A demo is like this.
CPU:
out = torch.zeros(1, 3, 6, 6)
vout = Variable(out)
fmap = np.arange(3 * 6 * 6).reshape((1, 3, 6, 6))
tmap = Variable(torch.from_numpy(fmap).float(), requires_grad=True)
mask = torch.zeros(1, 6, 6).byte()
mask[0, 2:5, 2:5] = 1
mask = Variable(mask.expand(1, 3, 6, 6))
masked = tmap.masked_select(mask).view(3, -1)
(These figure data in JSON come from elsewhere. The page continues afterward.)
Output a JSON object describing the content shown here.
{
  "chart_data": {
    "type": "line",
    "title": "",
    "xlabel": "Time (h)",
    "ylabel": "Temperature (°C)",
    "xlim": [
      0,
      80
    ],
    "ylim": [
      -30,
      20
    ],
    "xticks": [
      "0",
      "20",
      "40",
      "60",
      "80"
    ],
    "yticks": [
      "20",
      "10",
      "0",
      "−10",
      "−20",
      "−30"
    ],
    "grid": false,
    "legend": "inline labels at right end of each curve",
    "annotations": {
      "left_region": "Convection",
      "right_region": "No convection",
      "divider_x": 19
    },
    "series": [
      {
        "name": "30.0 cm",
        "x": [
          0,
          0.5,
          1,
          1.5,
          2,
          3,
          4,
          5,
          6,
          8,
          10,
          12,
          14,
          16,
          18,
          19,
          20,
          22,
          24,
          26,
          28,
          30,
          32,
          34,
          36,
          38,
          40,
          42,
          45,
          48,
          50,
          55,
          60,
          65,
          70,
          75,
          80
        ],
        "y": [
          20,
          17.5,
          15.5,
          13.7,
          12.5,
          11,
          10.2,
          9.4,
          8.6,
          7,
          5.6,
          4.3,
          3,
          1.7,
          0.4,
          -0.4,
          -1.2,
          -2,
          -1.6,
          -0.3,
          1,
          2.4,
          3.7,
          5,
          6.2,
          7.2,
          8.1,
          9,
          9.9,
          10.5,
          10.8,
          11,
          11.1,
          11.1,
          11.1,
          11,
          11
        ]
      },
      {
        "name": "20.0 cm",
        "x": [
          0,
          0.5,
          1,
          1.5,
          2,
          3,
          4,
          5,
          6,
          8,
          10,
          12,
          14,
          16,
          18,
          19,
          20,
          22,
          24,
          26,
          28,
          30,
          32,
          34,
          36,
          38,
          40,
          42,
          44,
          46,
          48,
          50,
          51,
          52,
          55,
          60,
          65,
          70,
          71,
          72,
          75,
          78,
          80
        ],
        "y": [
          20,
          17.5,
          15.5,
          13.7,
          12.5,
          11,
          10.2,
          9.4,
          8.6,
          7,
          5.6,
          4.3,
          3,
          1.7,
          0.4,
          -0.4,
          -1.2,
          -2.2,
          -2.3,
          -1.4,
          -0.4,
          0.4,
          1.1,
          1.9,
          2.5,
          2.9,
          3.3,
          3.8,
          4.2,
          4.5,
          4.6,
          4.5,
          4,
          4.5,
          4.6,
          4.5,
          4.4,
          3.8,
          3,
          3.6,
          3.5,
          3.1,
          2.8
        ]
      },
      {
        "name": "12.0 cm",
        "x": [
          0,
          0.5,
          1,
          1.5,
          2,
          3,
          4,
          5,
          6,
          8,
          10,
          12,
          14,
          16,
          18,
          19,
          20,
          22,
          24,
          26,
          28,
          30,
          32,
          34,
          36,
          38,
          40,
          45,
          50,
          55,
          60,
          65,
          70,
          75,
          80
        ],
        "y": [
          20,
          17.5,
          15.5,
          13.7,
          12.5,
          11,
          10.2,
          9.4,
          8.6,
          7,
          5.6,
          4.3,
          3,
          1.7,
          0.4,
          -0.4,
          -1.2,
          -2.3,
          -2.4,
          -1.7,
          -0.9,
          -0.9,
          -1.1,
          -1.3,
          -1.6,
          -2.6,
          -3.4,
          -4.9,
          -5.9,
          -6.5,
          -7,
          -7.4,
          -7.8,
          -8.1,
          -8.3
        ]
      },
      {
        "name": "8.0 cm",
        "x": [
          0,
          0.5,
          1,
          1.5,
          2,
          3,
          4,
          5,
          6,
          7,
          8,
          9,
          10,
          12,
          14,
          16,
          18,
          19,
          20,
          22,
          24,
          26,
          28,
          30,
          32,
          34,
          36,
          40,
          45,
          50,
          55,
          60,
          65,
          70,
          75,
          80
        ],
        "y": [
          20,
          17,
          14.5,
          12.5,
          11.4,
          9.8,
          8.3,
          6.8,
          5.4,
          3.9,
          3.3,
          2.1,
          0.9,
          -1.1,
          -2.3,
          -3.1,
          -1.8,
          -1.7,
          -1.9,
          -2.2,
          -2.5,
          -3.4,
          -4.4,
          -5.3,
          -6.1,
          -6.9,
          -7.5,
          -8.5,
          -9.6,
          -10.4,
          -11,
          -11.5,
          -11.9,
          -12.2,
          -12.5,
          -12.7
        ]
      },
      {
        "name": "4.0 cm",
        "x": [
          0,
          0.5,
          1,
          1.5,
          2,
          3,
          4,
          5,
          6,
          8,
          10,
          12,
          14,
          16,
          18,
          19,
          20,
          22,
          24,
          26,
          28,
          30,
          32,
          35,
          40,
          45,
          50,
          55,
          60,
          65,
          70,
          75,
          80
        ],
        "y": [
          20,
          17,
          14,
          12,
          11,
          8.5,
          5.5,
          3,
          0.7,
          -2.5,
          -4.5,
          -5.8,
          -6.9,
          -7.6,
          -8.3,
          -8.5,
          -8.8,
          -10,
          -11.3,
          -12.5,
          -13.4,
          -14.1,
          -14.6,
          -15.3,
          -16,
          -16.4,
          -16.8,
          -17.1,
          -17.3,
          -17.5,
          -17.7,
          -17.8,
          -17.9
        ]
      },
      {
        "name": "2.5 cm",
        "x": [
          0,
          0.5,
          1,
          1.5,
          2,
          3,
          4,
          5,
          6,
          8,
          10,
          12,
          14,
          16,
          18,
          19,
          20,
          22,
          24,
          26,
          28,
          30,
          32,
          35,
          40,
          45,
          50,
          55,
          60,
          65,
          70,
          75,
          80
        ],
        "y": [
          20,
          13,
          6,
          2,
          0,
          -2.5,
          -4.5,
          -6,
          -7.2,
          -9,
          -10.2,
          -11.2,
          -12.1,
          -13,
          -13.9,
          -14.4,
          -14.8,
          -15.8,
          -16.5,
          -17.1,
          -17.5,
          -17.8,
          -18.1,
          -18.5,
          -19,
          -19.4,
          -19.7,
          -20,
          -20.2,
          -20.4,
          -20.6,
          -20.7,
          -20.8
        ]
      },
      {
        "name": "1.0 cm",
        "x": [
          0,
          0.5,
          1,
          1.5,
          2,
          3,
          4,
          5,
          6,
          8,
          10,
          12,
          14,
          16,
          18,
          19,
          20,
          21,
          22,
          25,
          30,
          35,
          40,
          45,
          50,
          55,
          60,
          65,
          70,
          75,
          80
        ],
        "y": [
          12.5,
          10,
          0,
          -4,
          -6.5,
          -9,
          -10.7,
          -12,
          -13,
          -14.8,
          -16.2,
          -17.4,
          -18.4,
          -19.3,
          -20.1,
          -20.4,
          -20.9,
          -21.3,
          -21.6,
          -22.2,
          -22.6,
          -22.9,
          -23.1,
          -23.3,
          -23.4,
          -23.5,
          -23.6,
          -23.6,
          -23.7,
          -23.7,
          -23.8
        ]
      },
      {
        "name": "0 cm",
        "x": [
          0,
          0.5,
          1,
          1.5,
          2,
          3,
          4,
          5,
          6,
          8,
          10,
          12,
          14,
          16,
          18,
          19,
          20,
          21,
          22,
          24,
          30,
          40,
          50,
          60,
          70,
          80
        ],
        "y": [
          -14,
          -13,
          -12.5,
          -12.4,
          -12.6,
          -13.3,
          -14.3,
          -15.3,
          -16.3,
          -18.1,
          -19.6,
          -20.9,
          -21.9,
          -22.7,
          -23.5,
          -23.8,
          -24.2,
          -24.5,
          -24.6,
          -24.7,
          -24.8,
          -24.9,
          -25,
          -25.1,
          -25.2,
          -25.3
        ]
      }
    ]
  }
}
pooled = torch.max(masked, 1)[0][:, 0]
vout[0, :, 0, 0] = pooled
# similar to the operation above
mask = torch.zeros(1, 6, 6).byte()
mask[0, 3:6, 3:6] = 1
mask = Variable(mask.expand(1, 3, 6, 6))
masked = tmap.masked_select(mask).view(3, -1)
pooled = torch.max(masked, 1)[0][:, 0]
vout[0, :, 1, 1] = pooled
a = torch.mean(vout)
a.backward()
print tmap.grad
GPU:
out = torch.zeros(1, 3, 6, 6)
vout = Variable(out).cuda()
fmap = np.arange(3 * 6 * 6).reshape((1, 3, 6, 6))
tmap = Variable(torch.from_numpy(fmap).float(), requires_grad=True).cuda()
mask = torch.zeros(1, 6, 6).byte().cuda()
mask[0, 2:5, 2:5] = 1
mask = Variable(mask.expand(1, 3, 6, 6))
masked = tmap.masked_select(mask).view(3, -1)
pooled = torch.max(masked, 1)[0][:, 0]
vout[0, :, 0, 0] = pooled
mask = torch.zeros(1, 6, 6).byte().cuda()
mask[0, 3:6, 3:6] = 1
mask = Variable(mask.expand(1, 3, 6, 6))
masked = tmap.masked_select(mask).view(3, -1)
pooled = torch.max(masked, 1)[0][:, 0]
vout[0, :, 1, 1] = pooled
a = torch.mean(vout)
a.backward()
print tmap.grad
The result is None.
I am using version 0.1.9.